Parmi les élèves qui me demandent le plus d’énergie, en cinquième Astronelle, il y a Vlad. Pas uniquement parce que Vlad se sent obligé de formuler tout haut l’intégralité de ses pensées, qu’il amène ses affaires de cours un jour sur quatre, ou qu’il prend un malin plaisir à provoquer l’intégralité de ses camarades, mais aussi parce qu’il faut perpétuellement lui retirer son masque.

Vlad est persuadé d’être débile, haïssable, et stupide. « Mais de toutes façons je sais pas faire. » est sa phrase joker, son refuge.

J’ai essayé de me la jouer adulte confiant et concerné. En lui expliquant que bien sûr que si, il en était capable, en lui proposant des aménagements, en tentant des mini-tutorats. Tentatives qui se sont heurtées à une morgue qui aurait pu concourir aux jeux olympiques du foutage de gueule sur enseignant.

Et puis j’ai arrêté. Non pas de m’intéresser à lui, mais de montrer que je m’inquiète pour lui. Bien sûr que je m’inquiète pour lui. Mais la moindre démonstration de mon angoisse enseignante le fait marrer et lui donne une excuse pour ne rien faire.

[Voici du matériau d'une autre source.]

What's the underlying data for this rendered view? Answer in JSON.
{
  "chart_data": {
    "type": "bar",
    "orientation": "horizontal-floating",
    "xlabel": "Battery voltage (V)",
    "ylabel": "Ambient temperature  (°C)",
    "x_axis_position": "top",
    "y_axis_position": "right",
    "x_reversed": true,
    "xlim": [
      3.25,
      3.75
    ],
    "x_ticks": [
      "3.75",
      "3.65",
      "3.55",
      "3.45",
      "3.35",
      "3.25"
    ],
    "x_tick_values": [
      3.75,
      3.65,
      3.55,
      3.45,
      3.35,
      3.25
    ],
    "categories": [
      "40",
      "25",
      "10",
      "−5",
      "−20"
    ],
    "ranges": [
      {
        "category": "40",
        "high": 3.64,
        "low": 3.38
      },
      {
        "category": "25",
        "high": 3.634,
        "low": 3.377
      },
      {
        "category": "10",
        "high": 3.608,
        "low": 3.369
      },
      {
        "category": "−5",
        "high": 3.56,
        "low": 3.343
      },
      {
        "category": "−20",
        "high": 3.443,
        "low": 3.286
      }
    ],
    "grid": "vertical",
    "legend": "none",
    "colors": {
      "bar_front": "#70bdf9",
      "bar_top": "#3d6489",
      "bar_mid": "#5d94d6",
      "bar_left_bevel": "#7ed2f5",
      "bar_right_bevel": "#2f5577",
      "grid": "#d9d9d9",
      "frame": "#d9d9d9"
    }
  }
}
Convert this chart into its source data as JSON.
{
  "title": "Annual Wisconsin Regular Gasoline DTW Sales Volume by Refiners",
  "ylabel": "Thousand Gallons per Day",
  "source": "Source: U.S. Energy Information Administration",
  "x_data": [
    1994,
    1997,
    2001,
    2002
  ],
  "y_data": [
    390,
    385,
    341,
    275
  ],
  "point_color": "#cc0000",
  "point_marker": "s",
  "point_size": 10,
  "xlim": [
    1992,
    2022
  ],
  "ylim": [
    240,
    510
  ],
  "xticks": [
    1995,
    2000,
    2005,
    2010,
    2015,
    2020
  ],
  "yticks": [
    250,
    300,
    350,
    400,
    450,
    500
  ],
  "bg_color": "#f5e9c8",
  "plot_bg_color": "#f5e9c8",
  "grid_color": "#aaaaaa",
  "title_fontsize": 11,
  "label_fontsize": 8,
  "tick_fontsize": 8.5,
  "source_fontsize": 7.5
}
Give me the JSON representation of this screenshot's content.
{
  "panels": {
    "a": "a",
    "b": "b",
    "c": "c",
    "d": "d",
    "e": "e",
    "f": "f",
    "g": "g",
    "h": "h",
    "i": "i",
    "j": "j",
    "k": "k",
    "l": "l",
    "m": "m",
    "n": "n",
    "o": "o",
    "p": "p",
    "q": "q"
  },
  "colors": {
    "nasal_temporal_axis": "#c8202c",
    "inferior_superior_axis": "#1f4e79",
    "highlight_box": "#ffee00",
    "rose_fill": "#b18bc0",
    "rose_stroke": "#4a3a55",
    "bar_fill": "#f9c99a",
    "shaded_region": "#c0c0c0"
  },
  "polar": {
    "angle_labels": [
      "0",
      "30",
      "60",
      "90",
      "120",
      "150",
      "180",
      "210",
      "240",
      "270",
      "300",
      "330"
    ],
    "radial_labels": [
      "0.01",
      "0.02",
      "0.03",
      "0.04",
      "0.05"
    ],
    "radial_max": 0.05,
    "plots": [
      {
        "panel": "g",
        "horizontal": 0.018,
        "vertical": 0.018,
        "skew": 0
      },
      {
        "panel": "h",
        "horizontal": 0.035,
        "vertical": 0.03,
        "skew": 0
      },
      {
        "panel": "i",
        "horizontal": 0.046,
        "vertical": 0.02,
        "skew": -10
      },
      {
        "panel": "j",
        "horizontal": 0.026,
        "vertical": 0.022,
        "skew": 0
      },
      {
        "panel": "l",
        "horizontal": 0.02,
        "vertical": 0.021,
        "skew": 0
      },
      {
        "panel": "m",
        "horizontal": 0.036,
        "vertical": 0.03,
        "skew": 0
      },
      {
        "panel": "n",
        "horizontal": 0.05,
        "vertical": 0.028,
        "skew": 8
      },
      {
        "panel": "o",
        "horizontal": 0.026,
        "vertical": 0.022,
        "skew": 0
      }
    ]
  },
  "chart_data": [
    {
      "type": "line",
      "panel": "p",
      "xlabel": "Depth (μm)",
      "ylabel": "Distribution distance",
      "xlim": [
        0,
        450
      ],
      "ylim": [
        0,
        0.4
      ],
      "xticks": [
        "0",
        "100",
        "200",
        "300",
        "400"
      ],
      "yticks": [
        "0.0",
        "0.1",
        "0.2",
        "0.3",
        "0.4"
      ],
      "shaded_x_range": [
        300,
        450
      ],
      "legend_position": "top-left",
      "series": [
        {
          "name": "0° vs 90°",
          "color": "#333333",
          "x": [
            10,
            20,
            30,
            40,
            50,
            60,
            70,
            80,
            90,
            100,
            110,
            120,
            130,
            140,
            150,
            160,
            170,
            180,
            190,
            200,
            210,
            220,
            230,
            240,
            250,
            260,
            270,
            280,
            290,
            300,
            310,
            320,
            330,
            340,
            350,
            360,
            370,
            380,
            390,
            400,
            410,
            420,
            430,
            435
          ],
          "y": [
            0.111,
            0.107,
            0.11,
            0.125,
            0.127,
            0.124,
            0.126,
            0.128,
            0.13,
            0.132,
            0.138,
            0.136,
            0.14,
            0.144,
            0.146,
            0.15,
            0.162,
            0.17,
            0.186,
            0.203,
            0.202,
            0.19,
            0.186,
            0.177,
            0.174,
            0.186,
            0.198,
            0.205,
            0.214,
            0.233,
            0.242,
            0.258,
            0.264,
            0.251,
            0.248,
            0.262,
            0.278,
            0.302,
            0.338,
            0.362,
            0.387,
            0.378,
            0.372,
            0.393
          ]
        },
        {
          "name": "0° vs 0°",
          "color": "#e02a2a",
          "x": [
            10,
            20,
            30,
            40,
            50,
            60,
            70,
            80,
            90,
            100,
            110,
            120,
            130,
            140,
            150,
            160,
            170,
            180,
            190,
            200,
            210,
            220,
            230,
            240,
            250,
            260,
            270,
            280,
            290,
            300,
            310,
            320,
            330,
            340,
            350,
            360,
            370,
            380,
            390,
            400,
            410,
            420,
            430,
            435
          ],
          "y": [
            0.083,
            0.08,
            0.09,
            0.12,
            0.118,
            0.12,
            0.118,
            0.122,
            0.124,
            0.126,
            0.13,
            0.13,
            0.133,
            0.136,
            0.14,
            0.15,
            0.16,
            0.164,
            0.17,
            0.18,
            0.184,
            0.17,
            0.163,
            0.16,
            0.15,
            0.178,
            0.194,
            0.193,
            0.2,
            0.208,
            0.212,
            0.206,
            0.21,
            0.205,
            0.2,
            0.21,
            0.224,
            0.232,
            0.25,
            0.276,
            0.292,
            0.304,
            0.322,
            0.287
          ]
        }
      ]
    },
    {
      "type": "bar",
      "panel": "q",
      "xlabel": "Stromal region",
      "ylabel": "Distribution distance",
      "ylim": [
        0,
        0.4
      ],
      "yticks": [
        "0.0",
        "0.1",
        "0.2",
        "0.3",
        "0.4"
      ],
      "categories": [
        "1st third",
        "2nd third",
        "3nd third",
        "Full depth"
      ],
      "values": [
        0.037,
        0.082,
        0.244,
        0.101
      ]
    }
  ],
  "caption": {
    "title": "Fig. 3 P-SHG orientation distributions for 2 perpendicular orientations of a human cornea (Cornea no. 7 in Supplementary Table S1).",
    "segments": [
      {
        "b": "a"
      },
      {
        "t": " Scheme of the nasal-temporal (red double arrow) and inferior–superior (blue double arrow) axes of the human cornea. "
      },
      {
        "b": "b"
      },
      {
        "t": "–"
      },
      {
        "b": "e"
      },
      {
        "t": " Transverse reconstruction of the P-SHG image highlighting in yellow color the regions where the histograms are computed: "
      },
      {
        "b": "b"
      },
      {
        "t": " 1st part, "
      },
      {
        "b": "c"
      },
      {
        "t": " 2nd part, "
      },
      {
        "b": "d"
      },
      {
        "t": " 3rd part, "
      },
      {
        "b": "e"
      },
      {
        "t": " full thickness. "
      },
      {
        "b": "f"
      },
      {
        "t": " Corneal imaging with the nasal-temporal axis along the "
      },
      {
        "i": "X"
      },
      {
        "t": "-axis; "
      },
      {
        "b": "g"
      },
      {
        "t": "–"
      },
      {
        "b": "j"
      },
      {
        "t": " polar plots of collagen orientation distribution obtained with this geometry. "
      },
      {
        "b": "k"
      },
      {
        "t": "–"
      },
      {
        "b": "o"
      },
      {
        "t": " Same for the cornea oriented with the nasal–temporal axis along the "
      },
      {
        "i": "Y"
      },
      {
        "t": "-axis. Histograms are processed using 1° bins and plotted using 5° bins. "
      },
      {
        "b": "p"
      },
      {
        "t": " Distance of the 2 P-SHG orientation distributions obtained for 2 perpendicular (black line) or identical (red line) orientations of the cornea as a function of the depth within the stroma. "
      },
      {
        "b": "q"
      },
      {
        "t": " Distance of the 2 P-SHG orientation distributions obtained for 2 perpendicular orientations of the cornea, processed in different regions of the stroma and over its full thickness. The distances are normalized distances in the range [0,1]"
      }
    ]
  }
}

« Monsieeeeur, je comprends rien à votre travail, là, hein.
– Je réexplique s’il faut. Par contre, je le relève dans dix minutes.
– Mais je suis trop bête pour le faire !
– C’est dommage, parce que c’est évalué, et que je n’accepte pas les copies blanches. Donc au boulot. »

Je n’ai aucune crédibilité en coach militaire. Mes intérieurs se tordent et mon cerveau me brame que je suis un bourreau d’enfants. Mais je tente de tenir. Et je rends les devoirs au cours suivant.

« Pas mal Vlad.
– Ah ouais ? J’ai réussi, genre ?
– En partie. Mais vous pouviez faire beaucoup mieux. Il y a des consignes que vous n’avez tout simplement pas lues.
– Ouais, enfin j’ai fait un peu, quand même.
– Et vous ferez davantage la prochaine fois. »

Ne le regarder que du coin de l’œil. Égrener à peine les compliments dont je suis d’habitude prodigue. Mais toujours, toujours être là pour lui. C’est crevant.
J’espère juste que ça finira par percer sa carapace.